- Born: 25 March 1913 Southbourne, Hampshire, England
- Died: 28 February 1994 (aged 80) Hambledon, Hampshire
- Education: University of Cambridge
- Occupations: Diplomat and writer
- Spouse: Kathleen Marindin
- Children: 1 son and 2 daughters
- Awards: Order of St Michael & St George

= Robert Cecil (diplomat, born 1913) =

British diplomat and writer

Robert Cecil (25 March 1913 – 28 February 1994) was a British diplomat and writer.

== Life, education, and career ==
Robert Cecil was born in Southbourne, a suburb of Bournemouth, Hampshire (now in Dorset) in southern England on 25 March 1913. He was educated at Wellington College and Gonville and Caius College, Cambridge, graduating with a BA (Cantab) in 1935. He married Kathleen Marindin in 1938, and they had one son and two daughters.

He was seconded to Major General Sir Stewart Menzies, the wartime head of MI6, for two years during the war.
During his career in the diplomatic service, from 1945 to 1967, Cecil served in the Foreign Office; as First Secretary in Washington, D.C.; as a Counsellor and Consul General in Europe, as Director-General of British Information Services, and latterly as Head of the Cultural Relations Department at the Foreign Office. He had been made a Companion of the Order of St Michael and St George in the 1959 Birthday Honours.

According to Cecil's obituary in The Independent, from childhood he had a close personal relationship with Donald Maclean, and the two both studied at Cambridge and worked together in the Foreign Office. Maclean was a member of the Cambridge Five, who acted as spies for the Soviet Union. There was some speculation that this relationship "cost [Cecil] the promotion to the highest echelons of the diplomatic service which his talents merited." Cecil would later write a biography of Maclean.

Cecil went on to become a reader in Contemporary German History at the University of Reading from 1968 to 1978, and chairman of the Graduate School of Contemporary European Studies from 1976 to 1978, at the University of Reading. From 1968 to 1994 he was chairman of the London-based Institute for Cultural Research (ICR), (Note: Now superseded by The Idries Shah Foundation.) founded by the writer, thinker and teacher in the Sufi mystical tradition, Idries Shah (for whom Cecil wrote an obituary). Cecil wrote three monographs for the institute, and also published several books, including The King's Son, co-compiled for Shah's publishing house, Octagon Press.

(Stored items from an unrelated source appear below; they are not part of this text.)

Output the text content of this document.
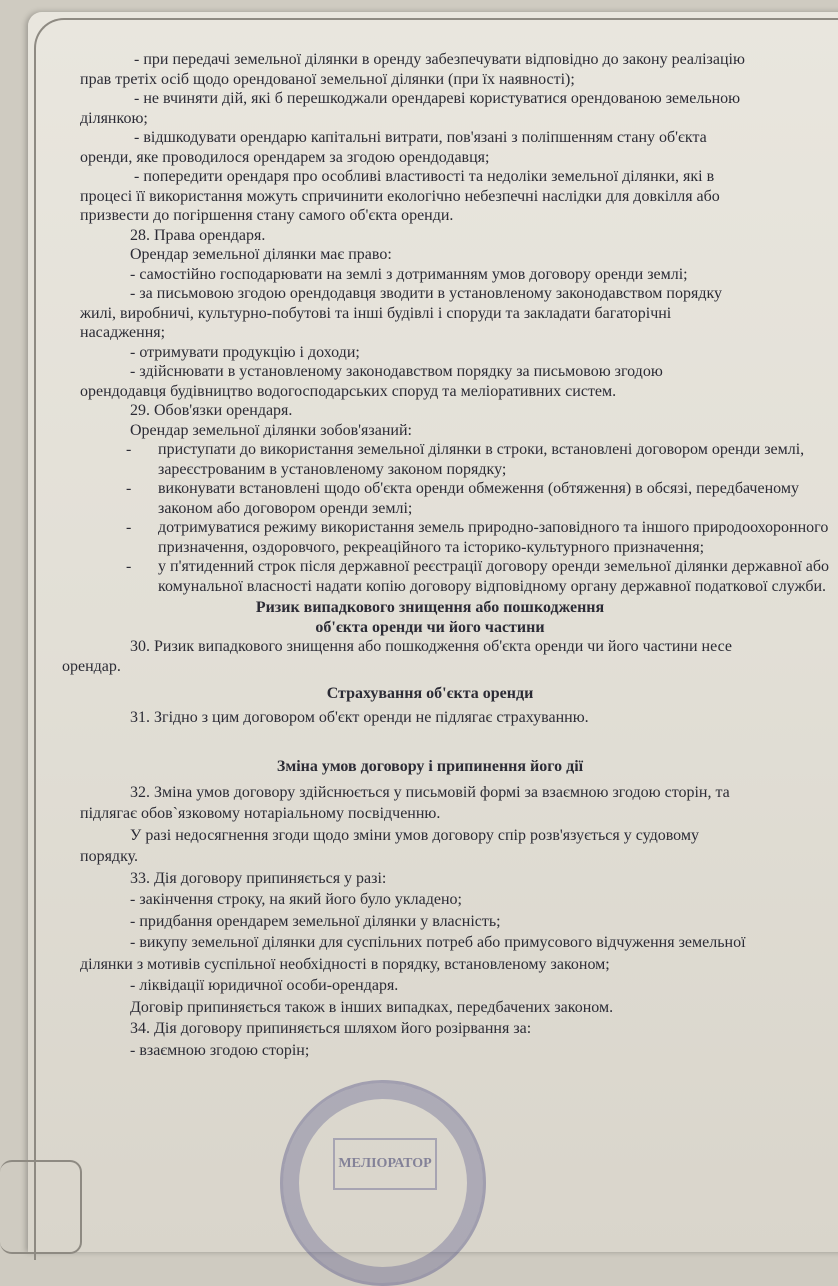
- при передачі земельної ділянки в оренду забезпечувати відповідно до закону реалізацію

прав третіх осіб щодо орендованої земельної ділянки (при їх наявності);

- не вчиняти дій, які б перешкоджали орендареві користуватися орендованою земельною

ділянкою;

- відшкодувати орендарю капітальні витрати, пов'язані з поліпшенням стану об'єкта

оренди, яке проводилося орендарем за згодою орендодавця;

- попередити орендаря про особливі властивості та недоліки земельної ділянки, які в

процесі її використання можуть спричинити екологічно небезпечні наслідки для довкілля або

призвести до погіршення стану самого об'єкта оренди.

28. Права орендаря.

Орендар земельної ділянки має право:

- самостійно господарювати на землі з дотриманням умов договору оренди землі;

- за письмовою згодою орендодавця зводити в установленому законодавством порядку

жилі, виробничі, культурно-побутові та інші будівлі і споруди та закладати багаторічні

насадження;

- отримувати продукцію і доходи;

- здійснювати в установленому законодавством порядку за письмовою згодою

орендодавця будівництво водогосподарських споруд та меліоративних систем.

29. Обов'язки орендаря.

Орендар земельної ділянки зобов'язаний:

- приступати до використання земельної ділянки в строки, встановлені договором оренди землі, зареєстрованим в установленому законом порядку;
- виконувати встановлені щодо об'єкта оренди обмеження (обтяження) в обсязі, передбаченому законом або договором оренди землі;
- дотримуватися режиму використання земель природно-заповідного та іншого природоохоронного призначення, оздоровчого, рекреаційного та історико-культурного призначення;
- у п'ятиденний строк після державної реєстрації договору оренди земельної ділянки державної або комунальної власності надати копію договору відповідному органу державної податкової служби.

Ризик випадкового знищення або пошкодження

об'єкта оренди чи його частини

30. Ризик випадкового знищення або пошкодження об'єкта оренди чи його частини несе

орендар.

Страхування об'єкта оренди

31. Згідно з цим договором об'єкт оренди не підлягає страхуванню.

Зміна умов договору і припинення його дії

32. Зміна умов договору здійснюється у письмовій формі за взаємною згодою сторін, та

підлягає обов`язковому нотаріальному посвідченню.

У разі недосягнення згоди щодо зміни умов договору спір розв'язується у судовому

порядку.

33. Дія договору припиняється у разі:

- закінчення строку, на який його було укладено;

- придбання орендарем земельної ділянки у власність;

- викупу земельної ділянки для суспільних потреб або примусового відчуження земельної

ділянки з мотивів суспільної необхідності в порядку, встановленому законом;

- ліквідації юридичної особи-орендаря.

Договір припиняється також в інших випадках, передбачених законом.

34. Дія договору припиняється шляхом його розірвання за:

- взаємною згодою сторін;

МЕЛІОРАТОР
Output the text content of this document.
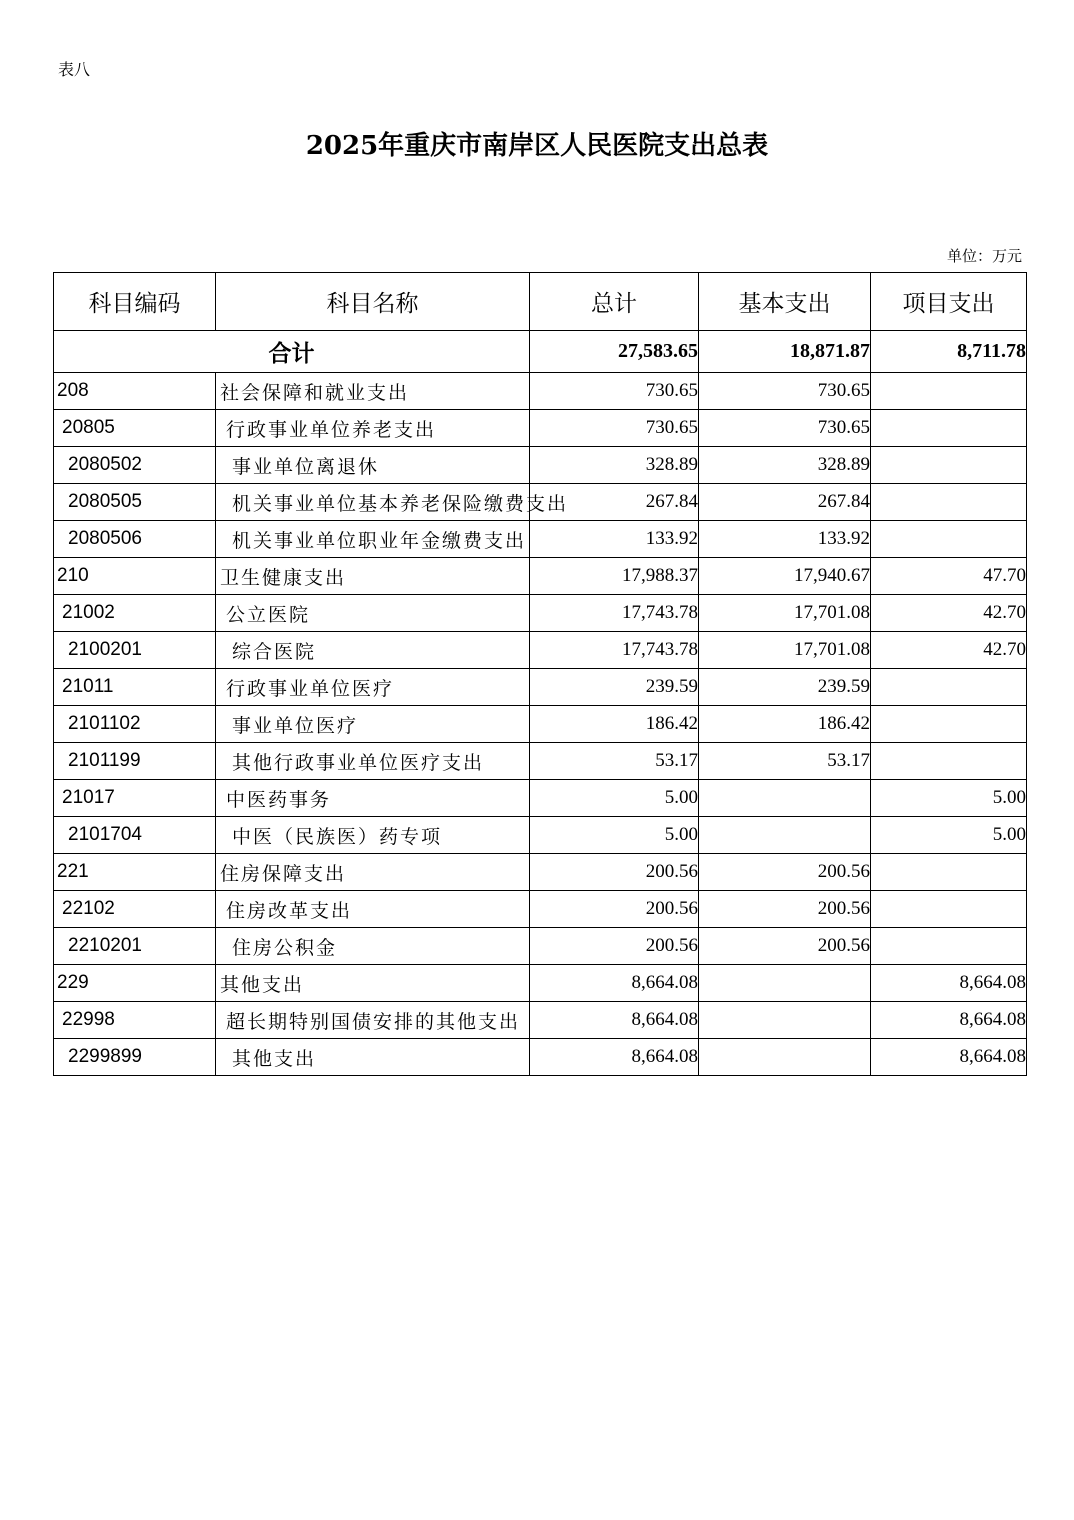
表八
2025年重庆市南岸区人民医院支出总表
单位：万元
科目编码	科目名称	总计	基本支出	项目支出
合计		27,583.65	18,871.87	8,711.78
208	社会保障和就业支出	730.65	730.65	
20805	行政事业单位养老支出	730.65	730.65	
2080502	事业单位离退休	328.89	328.89	
2080505	机关事业单位基本养老保险缴费支出	267.84	267.84	
2080506	机关事业单位职业年金缴费支出	133.92	133.92	
210	卫生健康支出	17,988.37	17,940.67	47.70
21002	公立医院	17,743.78	17,701.08	42.70
2100201	综合医院	17,743.78	17,701.08	42.70
21011	行政事业单位医疗	239.59	239.59	
2101102	事业单位医疗	186.42	186.42	
2101199	其他行政事业单位医疗支出	53.17	53.17	
21017	中医药事务	5.00		5.00
2101704	中医（民族医）药专项	5.00		5.00
221	住房保障支出	200.56	200.56	
22102	住房改革支出	200.56	200.56	
2210201	住房公积金	200.56	200.56	
229	其他支出	8,664.08		8,664.08
22998	超长期特别国债安排的其他支出	8,664.08		8,664.08
2299899	其他支出	8,664.08		8,664.08
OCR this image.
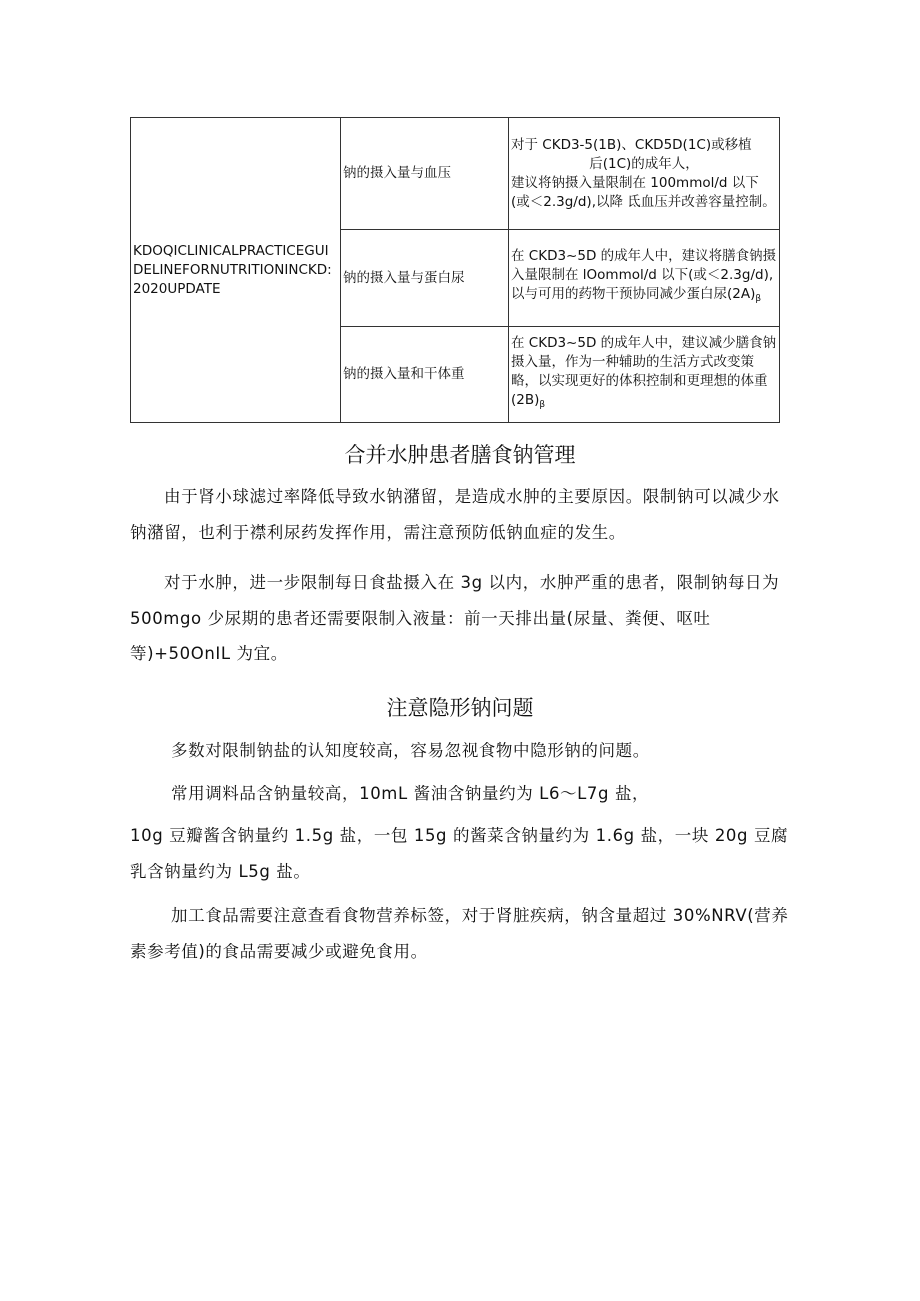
KDOQICLINICALPRACTICEGUIDELINEFORNUTRITIONINCKD:2020UPDATE	钠的摄入量与血压	对于 CKD3-5(1B)、CKD5D(1C)或移植
后(1C)的成年人，
建议将钠摄入量限制在 100mmol/d 以下(或＜2.3g/d),以降 氐血压并改善容量控制。

	钠的摄入量与蛋白尿	在 CKD3~5D 的成年人中，建议将膳食钠摄入量限制在 lOommol/d 以下(或＜2.3g/d),以与可用的药物干预协同减少蛋白尿$(2A)_\beta$
	钠的摄入量和干体重	在 CKD3~5D 的成年人中，建议减少膳食钠摄入量，作为一种辅助的生活方式改变策略，以实现更好的体积控制和更理想的体重$(2B)_\beta$
合并水肿患者膳食钠管理

由于肾小球滤过率降低导致水钠潴留，是造成水肿的主要原因。限制钠可以减少水钠潴留，也利于襟利尿药发挥作用，需注意预防低钠血症的发生。

对于水肿，进一步限制每日食盐摄入在 3g 以内，水肿严重的患者，限制钠每日为 500mgo 少尿期的患者还需要限制入液量：前一天排出量(尿量、粪便、呕吐等)+50OnIL 为宜。

注意隐形钠问题

多数对限制钠盐的认知度较高，容易忽视食物中隐形钠的问题。

常用调料品含钠量较高，10mL 酱油含钠量约为 L6〜L7g 盐，

10g 豆瓣酱含钠量约 1.5g 盐，一包 15g 的酱菜含钠量约为 1.6g 盐，一块 20g 豆腐乳含钠量约为 L5g 盐。

加工食品需要注意查看食物营养标签，对于肾脏疾病，钠含量超过 30%NRV(营养素参考值)的食品需要减少或避免食用。
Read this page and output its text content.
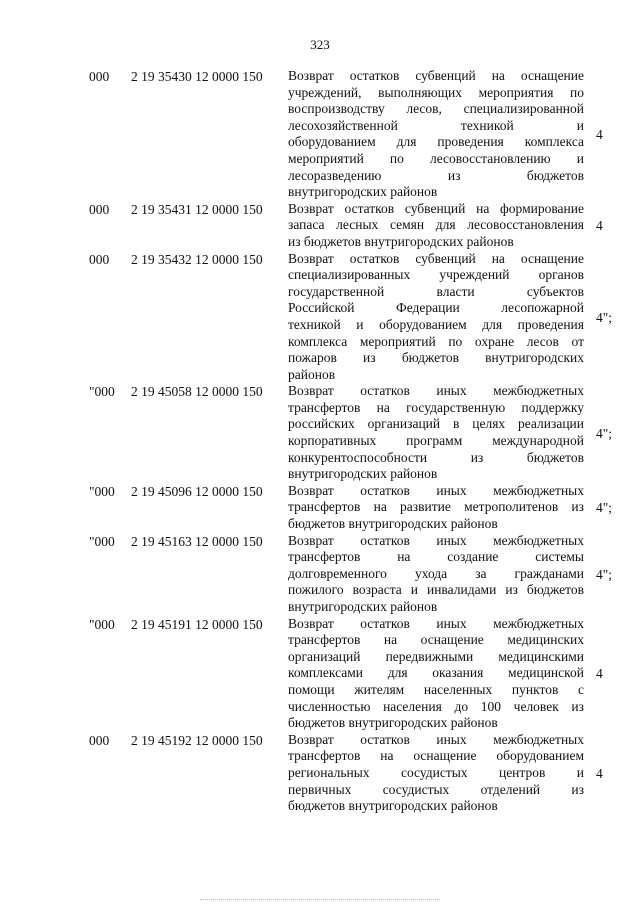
323
000	2 19 35430 12 0000 150	Возврат остатков субвенций на оснащение
учреждений, выполняющих мероприятия по
воспроизводству лесов, специализированной
лесохозяйственной техникой и
оборудованием для проведения комплекса
мероприятий по лесовосстановлению и
лесоразведению из бюджетов
внутригородских районов
4
000	2 19 35431 12 0000 150	Возврат остатков субвенций на формирование
запаса лесных семян для лесовосстановления
из бюджетов внутригородских районов
4
000	2 19 35432 12 0000 150	Возврат остатков субвенций на оснащение
специализированных учреждений органов
государственной власти субъектов
Российской Федерации лесопожарной
техникой и оборудованием для проведения
комплекса мероприятий по охране лесов от
пожаров из бюджетов внутригородских
районов
4";
"000	2 19 45058 12 0000 150	Возврат остатков иных межбюджетных
трансфертов на государственную поддержку
российских организаций в целях реализации
корпоративных программ международной
конкурентоспособности из бюджетов
внутригородских районов
4";
"000	2 19 45096 12 0000 150	Возврат остатков иных межбюджетных
трансфертов на развитие метрополитенов из
бюджетов внутригородских районов
4";
"000	2 19 45163 12 0000 150	Возврат остатков иных межбюджетных
трансфертов на создание системы
долговременного ухода за гражданами
пожилого возраста и инвалидами из бюджетов
внутригородских районов
4";
"000	2 19 45191 12 0000 150	Возврат остатков иных межбюджетных
трансфертов на оснащение медицинских
организаций передвижными медицинскими
комплексами для оказания медицинской
помощи жителям населенных пунктов с
численностью населения до 100 человек из
бюджетов внутригородских районов
4
000	2 19 45192 12 0000 150	Возврат остатков иных межбюджетных
трансфертов на оснащение оборудованием
региональных сосудистых центров и
первичных сосудистых отделений из
бюджетов внутригородских районов
4
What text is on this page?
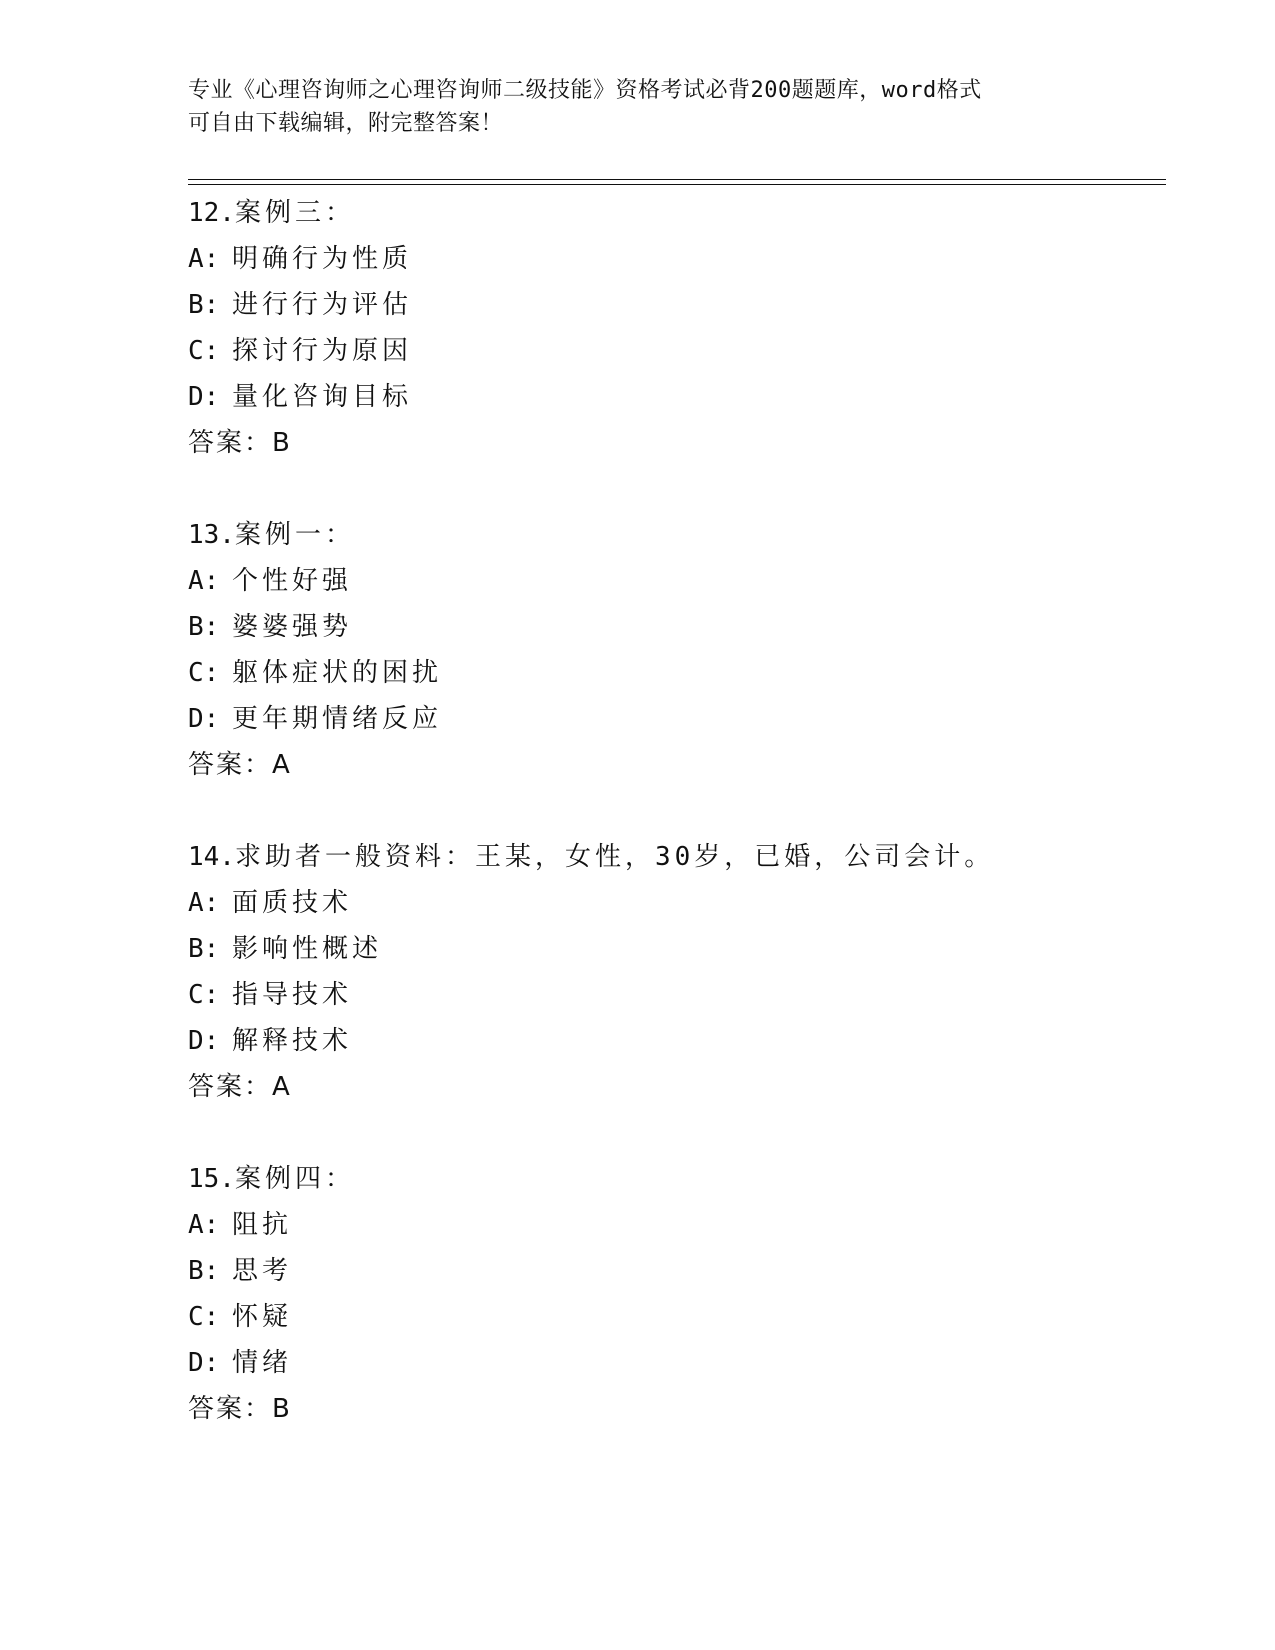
专业《心理咨询师之心理咨询师二级技能》资格考试必背200题题库，word格式
可自由下载编辑，附完整答案！
12.案例三：
A: 明确行为性质
B: 进行行为评估
C: 探讨行为原因
D: 量化咨询目标
答案：B
13.案例一：
A: 个性好强
B: 婆婆强势
C: 躯体症状的困扰
D: 更年期情绪反应
答案：A
14.求助者一般资料：王某，女性，30岁，已婚，公司会计。
A: 面质技术
B: 影响性概述
C: 指导技术
D: 解释技术
答案：A
15.案例四：
A: 阻抗
B: 思考
C: 怀疑
D: 情绪
答案：B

As well as his interest in Sufism, Cecil had a prior interest in the esoteric work of the Russian mystic, P. D. Ouspensky. Ouspensky lectured in New York, and had been a student of George Gurdjieff whose school became known as the Fourth Way.

== Death ==
Robert Cecil died in the village of Hambledon, Hampshire on 28 February 1994.

== Works ==
=== ICR monographs ===
- Education and Elitism in Nazi Germany ISBN 978-0-904674-05-7
- Cultural Imperialism ISBN 978-0-904674-06-4
- Cults in 19th Century Britain ISBN 978-0-904674-15-6

=== Books ===
- Life in Edwardian England (Victorian, 1969)
- The Myth Of the Master Race: Alfred Rosenberg and Nazi Ideology (Dodd, Mead & Company, 1972) ISBN 0396065775
- Hitler's Decision to Invade Russia (HarperCollins, 1975) ISBN 0706701828
- The King's Son: Readings in the Traditional Psychologies and Contemporary Thought of Man (co-compiled with Richard Rieu and David Wade, Octagon Press, 1980) ISBN 090086088X
- A Divided Life: a biography of Donald Maclean (The Bodley Head Ltd, 1988) ISBN 0370311299
- The Masks of Death: Changing Attitudes in the Nineteenth Century (The Book Guild, 1991) ISBN 0863326072.